Promotores indicam que um funcionário do Santander Chile atuava centralmente no esquema, operando por meio de várias contas em diferentes bancos. Outro suspeito trabalhava no BancoEstado, segundo autoridades. A investigação não foca em uma instituição específica.
A ação, batizada de Operação Tóquio, resultou no indiciamento de 17 pessoas por lavagem de dinheiro e outros crimes. O Santander Chile afirmou colaborar com as apurações e informou que não houve atividade ilícita vinculada ao banco.
O BancoEstado confirmou que o sigilo de contas solicitadas pela promotoria foi suspenso por meio de ordem judicial, e que um contratado terceirizado entre janeiro de 2023 e junho de 2026 teve seus acessos bloqueados. A instituição coopera com a auditoria interna.
Segundo Héctor Barros, promotor regional, o Tren de Aragua busca pessoas com conhecimento do sistema financeiro. Informantes costumam ser abordados ainda em atividade nas instituições.
Contexto: sigilo bancário no Chile
O Chile mantém um dos regimes de sigilo mais rigorosos entre 38 países da OCDE, desde 1986. Autoridades costumam exigir autorização judicial para acessar registros bancários. A OCDE já pediu ampliar o acesso em investigações de corrupção e lavagem.

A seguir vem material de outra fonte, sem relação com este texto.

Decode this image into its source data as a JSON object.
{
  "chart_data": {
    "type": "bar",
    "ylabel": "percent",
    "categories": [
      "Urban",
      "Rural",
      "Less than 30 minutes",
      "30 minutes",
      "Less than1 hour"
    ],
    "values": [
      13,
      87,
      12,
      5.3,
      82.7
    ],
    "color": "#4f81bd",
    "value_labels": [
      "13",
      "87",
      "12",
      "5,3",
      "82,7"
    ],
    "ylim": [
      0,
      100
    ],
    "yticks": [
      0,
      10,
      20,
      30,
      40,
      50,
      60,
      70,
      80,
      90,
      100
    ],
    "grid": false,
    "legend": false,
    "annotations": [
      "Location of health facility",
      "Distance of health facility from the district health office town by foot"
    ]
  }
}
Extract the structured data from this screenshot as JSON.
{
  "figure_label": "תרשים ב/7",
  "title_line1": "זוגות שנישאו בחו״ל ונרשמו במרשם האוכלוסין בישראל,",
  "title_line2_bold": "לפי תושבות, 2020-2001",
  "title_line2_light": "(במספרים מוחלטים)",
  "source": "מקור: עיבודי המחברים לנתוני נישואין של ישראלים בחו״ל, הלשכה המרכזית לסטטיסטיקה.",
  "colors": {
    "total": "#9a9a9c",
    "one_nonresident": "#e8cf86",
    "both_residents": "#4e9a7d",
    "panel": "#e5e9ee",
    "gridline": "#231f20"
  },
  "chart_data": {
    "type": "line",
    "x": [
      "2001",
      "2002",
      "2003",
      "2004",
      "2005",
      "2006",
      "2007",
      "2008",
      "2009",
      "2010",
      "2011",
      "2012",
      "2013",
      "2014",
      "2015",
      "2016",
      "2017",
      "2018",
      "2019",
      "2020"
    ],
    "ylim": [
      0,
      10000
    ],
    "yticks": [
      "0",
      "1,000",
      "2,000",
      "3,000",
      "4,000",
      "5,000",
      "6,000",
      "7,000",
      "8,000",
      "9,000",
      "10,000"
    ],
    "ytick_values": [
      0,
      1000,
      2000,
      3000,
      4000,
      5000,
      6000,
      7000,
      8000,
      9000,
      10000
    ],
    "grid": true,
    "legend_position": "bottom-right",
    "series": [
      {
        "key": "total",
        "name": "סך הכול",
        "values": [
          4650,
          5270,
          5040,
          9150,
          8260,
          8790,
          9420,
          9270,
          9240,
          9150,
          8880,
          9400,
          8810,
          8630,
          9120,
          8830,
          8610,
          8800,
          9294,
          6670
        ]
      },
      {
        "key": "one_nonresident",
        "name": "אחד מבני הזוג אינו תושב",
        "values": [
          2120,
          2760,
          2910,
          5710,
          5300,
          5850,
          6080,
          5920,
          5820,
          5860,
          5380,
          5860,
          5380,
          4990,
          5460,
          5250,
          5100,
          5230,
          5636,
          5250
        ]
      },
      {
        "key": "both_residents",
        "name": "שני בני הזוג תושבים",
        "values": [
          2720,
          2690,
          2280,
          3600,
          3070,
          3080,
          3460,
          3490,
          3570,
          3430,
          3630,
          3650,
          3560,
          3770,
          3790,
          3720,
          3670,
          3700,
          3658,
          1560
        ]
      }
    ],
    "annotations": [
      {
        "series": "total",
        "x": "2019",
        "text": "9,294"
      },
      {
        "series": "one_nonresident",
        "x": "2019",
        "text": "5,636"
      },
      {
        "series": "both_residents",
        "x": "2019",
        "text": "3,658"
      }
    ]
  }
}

Parlamentares discutem uma proposta do governo para fortalecer o combate ao crime organizado, com criação de um Sistema de Inteligência Econômica e ampliação da UAF. A ideia permitiria acesso direto a dados bancários em investigações específicas.

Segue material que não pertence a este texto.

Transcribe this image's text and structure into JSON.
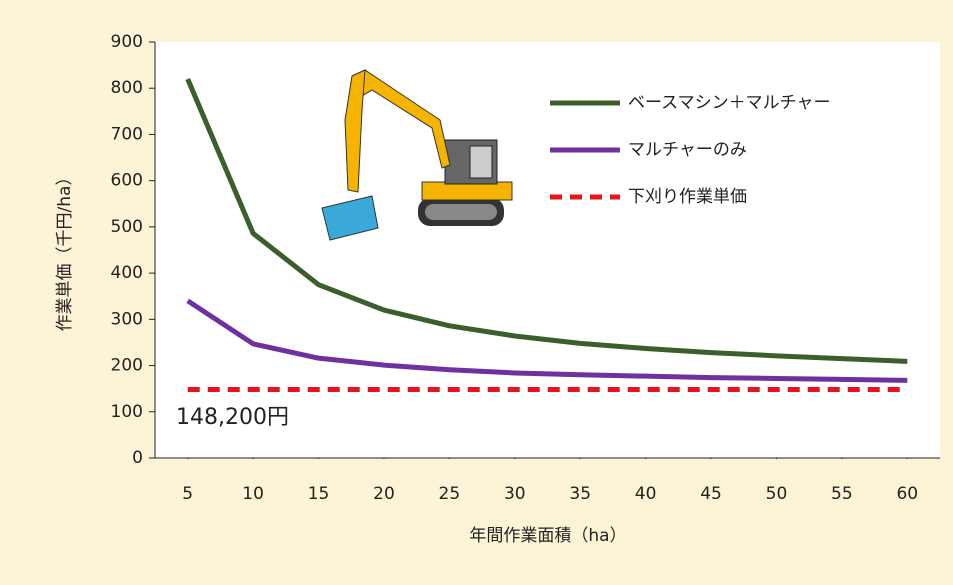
{
  "chart_data": {
    "type": "line",
    "x_label": "年間作業面積（ha）",
    "y_label": "作業単価（千円/ha）",
    "x": [
      5,
      10,
      15,
      20,
      25,
      30,
      35,
      40,
      45,
      50,
      55,
      60
    ],
    "xlim": [
      2.5,
      62.5
    ],
    "xticks": [
      5,
      10,
      15,
      20,
      25,
      30,
      35,
      40,
      45,
      50,
      55,
      60
    ],
    "ylim": [
      0,
      900
    ],
    "yticks": [
      0,
      100,
      200,
      300,
      400,
      500,
      600,
      700,
      800,
      900
    ],
    "series": [
      {
        "name": "ベースマシン＋マルチャー",
        "color": "#3b5e2b",
        "dashed": false,
        "values": [
          820,
          486,
          375,
          320,
          286,
          264,
          248,
          237,
          228,
          221,
          215,
          209
        ]
      },
      {
        "name": "マルチャーのみ",
        "color": "#7030a0",
        "dashed": false,
        "values": [
          340,
          247,
          216,
          201,
          191,
          184,
          180,
          177,
          174,
          172,
          170,
          168
        ]
      },
      {
        "name": "下刈り作業単価",
        "color": "#e8141b",
        "dashed": true,
        "values": [
          148.2,
          148.2,
          148.2,
          148.2,
          148.2,
          148.2,
          148.2,
          148.2,
          148.2,
          148.2,
          148.2,
          148.2
        ]
      }
    ],
    "annotation": "148,200円"
  }
}
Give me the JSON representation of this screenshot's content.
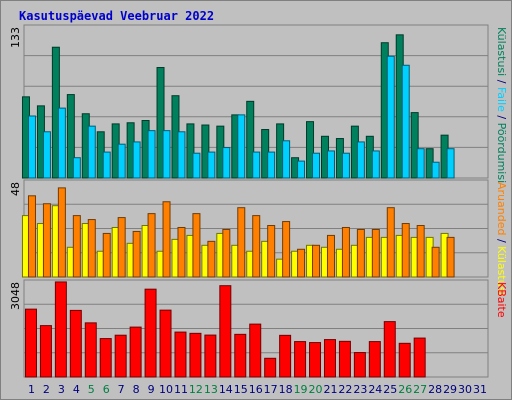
{
  "title": "Kasutuspäevad Veebruar 2022",
  "colors": {
    "visits": "#00805c",
    "files": "#00d0ff",
    "pages": "#ff8000",
    "hits": "#ffff00",
    "kbytes": "#ff0000",
    "weekend_label": "#008040",
    "weekday_label": "#000080"
  },
  "chart_data": [
    {
      "type": "bar",
      "categories": [
        "1",
        "2",
        "3",
        "4",
        "5",
        "6",
        "7",
        "8",
        "9",
        "10",
        "11",
        "12",
        "13",
        "14",
        "15",
        "16",
        "17",
        "18",
        "19",
        "20",
        "21",
        "22",
        "23",
        "24",
        "25",
        "26",
        "27",
        "28",
        "29",
        "30",
        "31"
      ],
      "weekend_days": [
        "5",
        "6",
        "12",
        "13",
        "19",
        "20",
        "26",
        "27"
      ],
      "ymax_label": "133",
      "ylim": [
        0,
        133
      ],
      "right_label": [
        {
          "text": "Külastusi",
          "color": "#00805c"
        },
        {
          "text": " / ",
          "color": "#000080"
        },
        {
          "text": "Faile",
          "color": "#00d0ff"
        },
        {
          "text": " / ",
          "color": "#000080"
        },
        {
          "text": "Pöördumisi",
          "color": "#00805c"
        }
      ],
      "series": [
        {
          "name": "Külastusi",
          "key": "visits",
          "values": [
            72,
            64,
            116,
            74,
            57,
            41,
            48,
            49,
            51,
            98,
            73,
            48,
            47,
            46,
            56,
            68,
            43,
            48,
            18,
            50,
            37,
            35,
            46,
            37,
            120,
            127,
            58,
            26,
            38,
            null,
            null
          ]
        },
        {
          "name": "Faile",
          "key": "files",
          "values": [
            55,
            41,
            62,
            18,
            46,
            23,
            30,
            32,
            42,
            42,
            41,
            22,
            23,
            27,
            56,
            23,
            23,
            33,
            15,
            22,
            24,
            22,
            32,
            24,
            108,
            100,
            26,
            14,
            26,
            null,
            null
          ]
        }
      ]
    },
    {
      "type": "bar",
      "ymax_label": "48",
      "ylim": [
        0,
        48
      ],
      "right_label": [
        {
          "text": "Aruanded",
          "color": "#ff8000"
        },
        {
          "text": " / ",
          "color": "#000080"
        },
        {
          "text": "Külastusi",
          "color": "#ffff00"
        }
      ],
      "series": [
        {
          "name": "Külastusi",
          "key": "hits",
          "values": [
            31,
            27,
            36,
            15,
            27,
            13,
            25,
            17,
            26,
            13,
            19,
            21,
            16,
            22,
            16,
            13,
            18,
            9,
            13,
            16,
            15,
            14,
            16,
            20,
            20,
            21,
            20,
            20,
            22,
            null,
            null
          ]
        },
        {
          "name": "Aruanded",
          "key": "pages",
          "values": [
            41,
            37,
            45,
            31,
            29,
            22,
            30,
            23,
            32,
            38,
            25,
            32,
            18,
            24,
            35,
            31,
            26,
            28,
            14,
            16,
            21,
            25,
            24,
            24,
            35,
            27,
            26,
            15,
            20,
            null,
            null
          ]
        }
      ]
    },
    {
      "type": "bar",
      "ymax_label": "3048",
      "ylim": [
        0,
        3048
      ],
      "right_label": [
        {
          "text": "KBaite",
          "color": "#ff0000"
        }
      ],
      "series": [
        {
          "name": "KBaite",
          "key": "kbytes",
          "values": [
            2176,
            1648,
            3048,
            2136,
            1736,
            1232,
            1340,
            1600,
            2816,
            2144,
            1440,
            1400,
            1344,
            2928,
            1368,
            1696,
            600,
            1336,
            1136,
            1104,
            1200,
            1144,
            784,
            1136,
            1776,
            1080,
            1248,
            null,
            null,
            null,
            null
          ]
        }
      ]
    }
  ]
}
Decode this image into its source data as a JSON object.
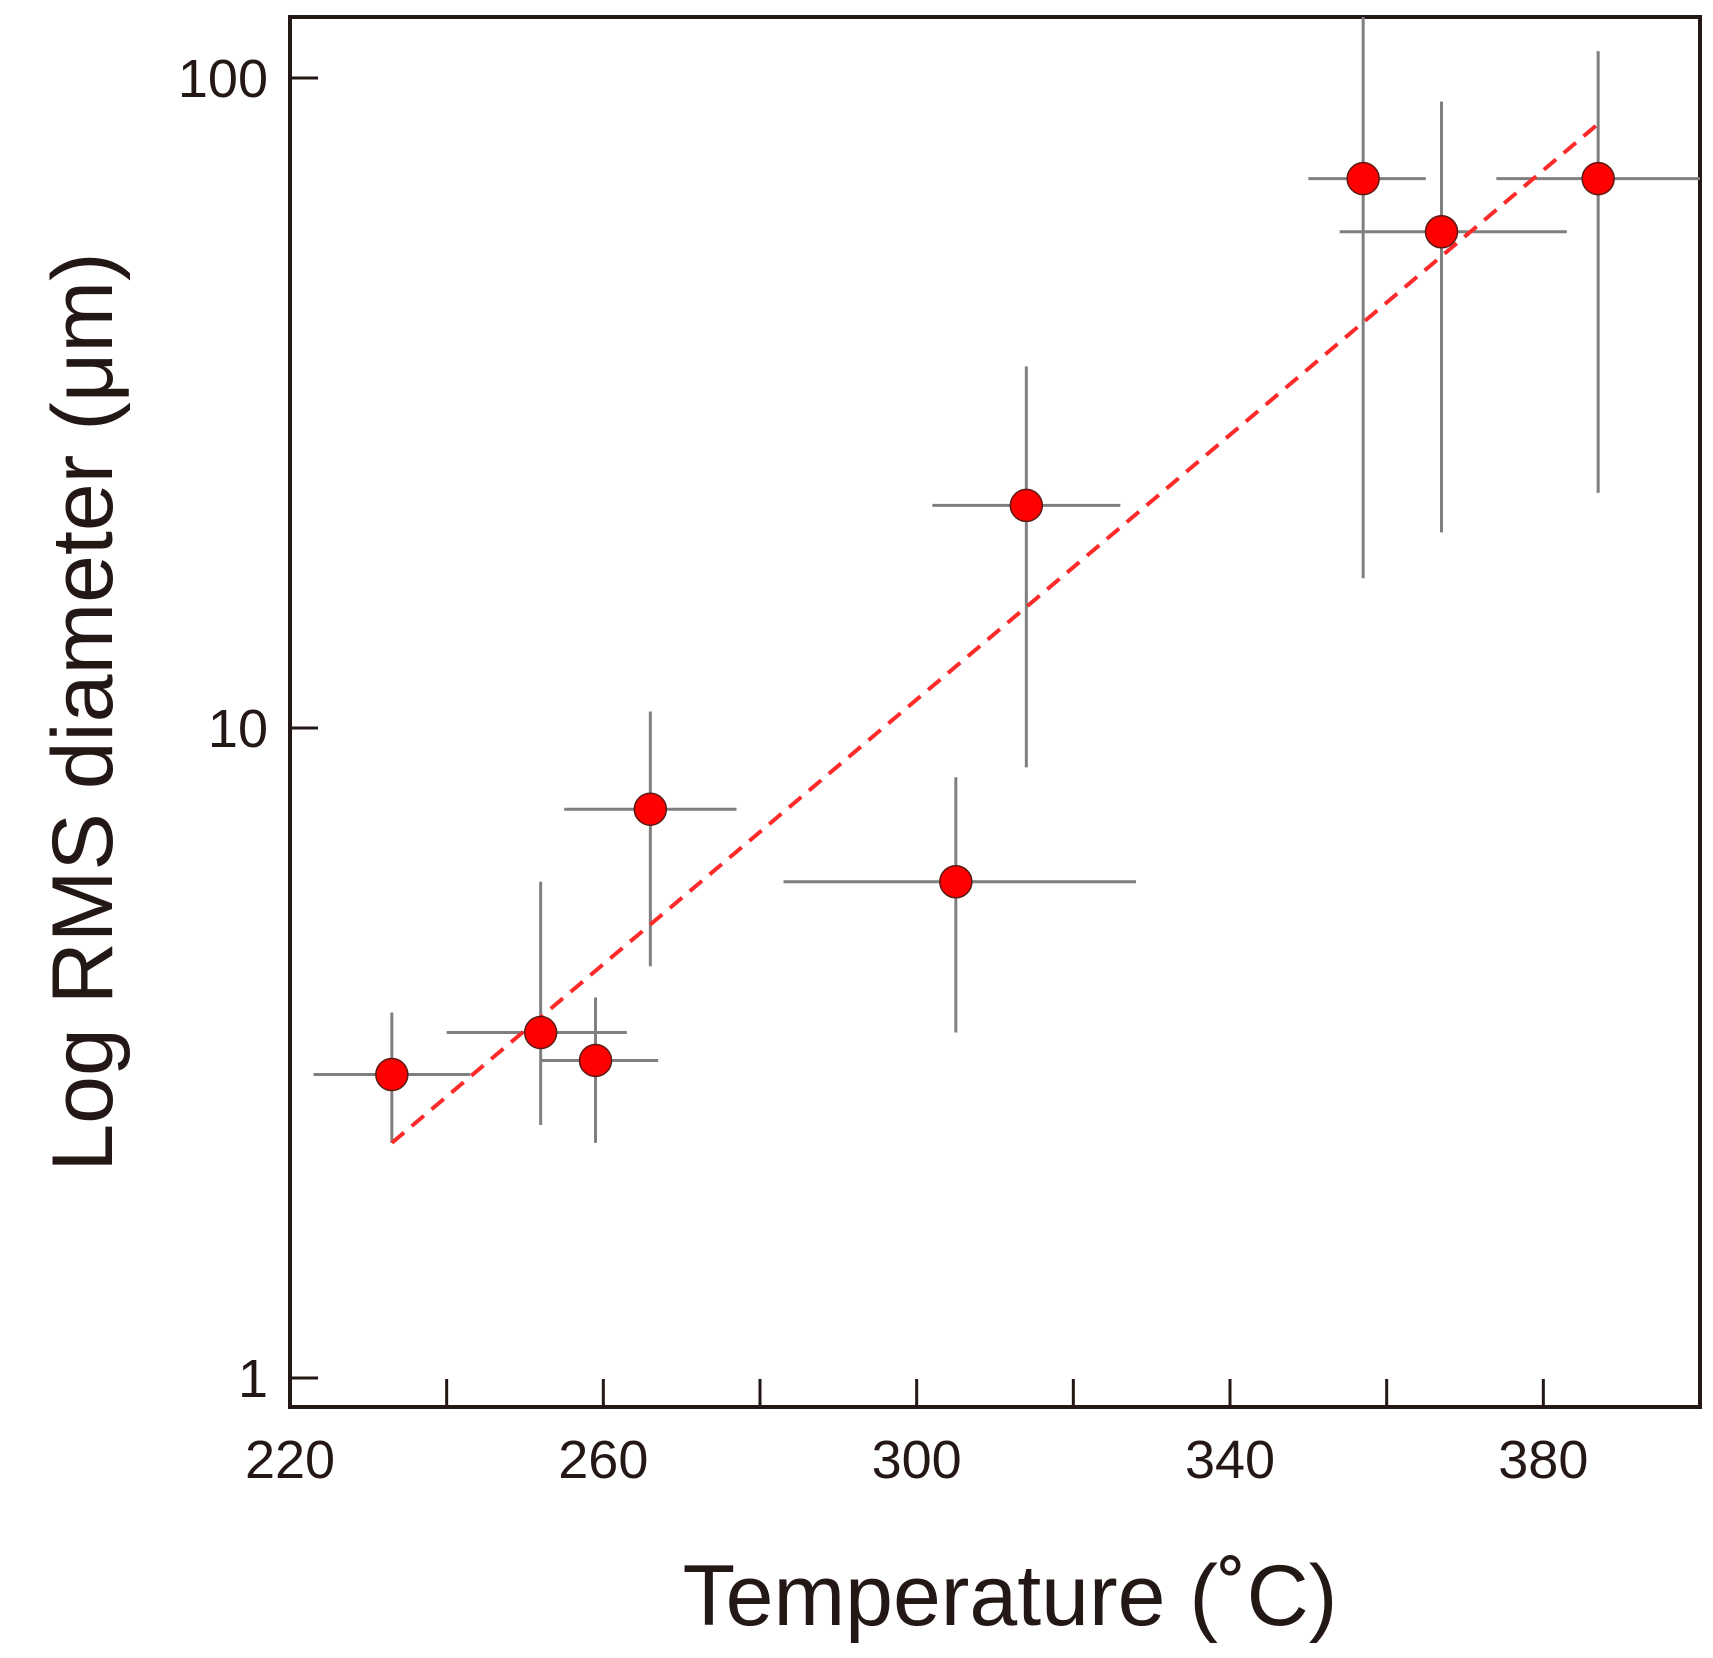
{
  "chart_data": {
    "type": "scatter",
    "title": "",
    "xlabel": "Temperature (˚C)",
    "ylabel": "Log RMS diameter (μm)",
    "xlim": [
      220,
      400
    ],
    "ylim": [
      1,
      130
    ],
    "yscale": "log",
    "grid": false,
    "legend": "none",
    "x_ticks": [
      220,
      240,
      260,
      280,
      300,
      320,
      340,
      360,
      380
    ],
    "x_tick_labels": [
      "220",
      "260",
      "300",
      "340",
      "380"
    ],
    "x_tick_label_values": [
      220,
      260,
      300,
      340,
      380
    ],
    "y_ticks": [
      1,
      10,
      100
    ],
    "y_tick_labels": [
      "1",
      "10",
      "100"
    ],
    "colors": {
      "marker_fill": "#ff0000",
      "marker_edge": "#5a1a14",
      "error_bar": "#7f7f7f",
      "fit_line": "#ff2a2a",
      "axis": "#231815",
      "text": "#231815"
    },
    "series": [
      {
        "name": "RMS diameter",
        "points": [
          {
            "x": 233,
            "y": 2.93,
            "xerr": [
              223,
              243
            ],
            "yerr": [
              2.3,
              3.65
            ]
          },
          {
            "x": 252,
            "y": 3.4,
            "xerr": [
              240,
              263
            ],
            "yerr": [
              2.45,
              5.8
            ]
          },
          {
            "x": 259,
            "y": 3.08,
            "xerr": [
              252,
              267
            ],
            "yerr": [
              2.3,
              3.85
            ]
          },
          {
            "x": 266,
            "y": 7.5,
            "xerr": [
              255,
              277
            ],
            "yerr": [
              4.3,
              10.6
            ]
          },
          {
            "x": 305,
            "y": 5.8,
            "xerr": [
              283,
              328
            ],
            "yerr": [
              3.4,
              8.4
            ]
          },
          {
            "x": 314,
            "y": 22,
            "xerr": [
              302,
              326
            ],
            "yerr": [
              8.7,
              36
            ]
          },
          {
            "x": 357,
            "y": 70,
            "xerr": [
              350,
              365
            ],
            "yerr": [
              17,
              125
            ]
          },
          {
            "x": 367,
            "y": 58,
            "xerr": [
              354,
              383
            ],
            "yerr": [
              20,
              92
            ]
          },
          {
            "x": 387,
            "y": 70,
            "xerr": [
              374,
              400
            ],
            "yerr": [
              23,
              110
            ]
          }
        ]
      }
    ],
    "fit_line": {
      "style": "dashed",
      "x": [
        233,
        387
      ],
      "y": [
        2.3,
        85
      ]
    }
  }
}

A votação sobre o tema no Senado foi adiada após impasses entre forças políticas. A oposição destaca urgência, enquanto aliados de Kast defendem limites ao poder estatal. O ministro da Fazenda sinalizou que apresentará um novo projeto.
A OCDE já ressaltou, em relatório de 2021, que os requisitos de levantamento do sigilo bancário no Chile são onerosos para investigações de crimes econômicos. Casos de Penta e SQM ajudaram a impulsionar o tema.
Investigações apontam que o acesso a registros facilita rastrear fluxos de dinheiro ilícito. Autoridades destacam que mudanças exigem equilíbrio entre privacidade e segurança pública.
Quem lidera a resposta é o governo: o ministro da Fazenda afirma que propostas estão sendo formuladas para avançar com a legislação, sempre com supervisão judicial. Parlamentares destacam que a questão não pode ficar sem resolução.